The findings are drawn from a large study of 33,281 people in Scotland who tested positive for the coronavirus. Most of the results are in line with those from earlier, smaller studies.
Among a subset of 197 survivors of symptomatic SARS-CoV-2 infections who completed surveys at 12 months and 18 months, most reported lingering symptoms at both time points, researchers reported in Nature Communications.
Rates of no recovery at 12 months were 11% with 51% partial recovery and 39% complete recovery. Rates at 18 months were 11% no recovery, 51% partial and 38% complete.
Asymptomatic infections were not associated with long COVID. But among the 31,486 people with symptomatic infections, nearly half reported incomplete recovery at six to 18 months.

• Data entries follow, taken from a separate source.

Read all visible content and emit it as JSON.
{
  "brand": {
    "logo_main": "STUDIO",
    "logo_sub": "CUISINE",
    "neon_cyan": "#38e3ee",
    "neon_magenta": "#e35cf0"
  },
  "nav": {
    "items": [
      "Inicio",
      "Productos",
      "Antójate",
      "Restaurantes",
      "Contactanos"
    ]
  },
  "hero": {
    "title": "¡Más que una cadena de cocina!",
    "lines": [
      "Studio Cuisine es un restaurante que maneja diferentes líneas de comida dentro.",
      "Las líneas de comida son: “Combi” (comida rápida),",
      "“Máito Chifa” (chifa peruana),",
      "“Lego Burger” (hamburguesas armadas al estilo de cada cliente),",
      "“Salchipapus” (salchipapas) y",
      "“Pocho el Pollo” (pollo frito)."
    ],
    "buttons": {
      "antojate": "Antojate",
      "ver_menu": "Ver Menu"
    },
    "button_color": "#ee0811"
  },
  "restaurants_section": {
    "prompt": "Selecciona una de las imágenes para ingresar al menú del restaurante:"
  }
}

A total of 3,744 participants with symptomatic infections completed questionnaires twice over the following year. At six months, 8% reported no recovery, 47% reported partial recovery, and 45% reported complete recovery. Those rates had barely changed at 12 months, with 8% reporting no recovery, 46% partial recovery and 46% complete recovery.
One in 20 patients with a symptomatic infection reported no recovery at the most recent follow-up, researchers said.
“Our study is important because it adds to our understanding of long COVID in the general population, not just in those people who need to be admitted to hospital with COVID-19,” study leader Jill Pell of the University of Glasgow said in a statement.
Long COVID was more likely in patients who had been hospitalised and in those who were older, female, socioeconomically disadvantaged, and with pre-existing health conditions. The most common lingering symptoms included breathlessness, chest pain, palpitations, and confusion and ‘brain fog.’
Vaccination before infection appeared to protect against some long-term symptoms, the researchers also found.
The researchers also surveyed nearly 63,000 individuals with only negative COVID tests, to distinguish between health problems that are due to COVID-19 and health problems that would be expected in the general population.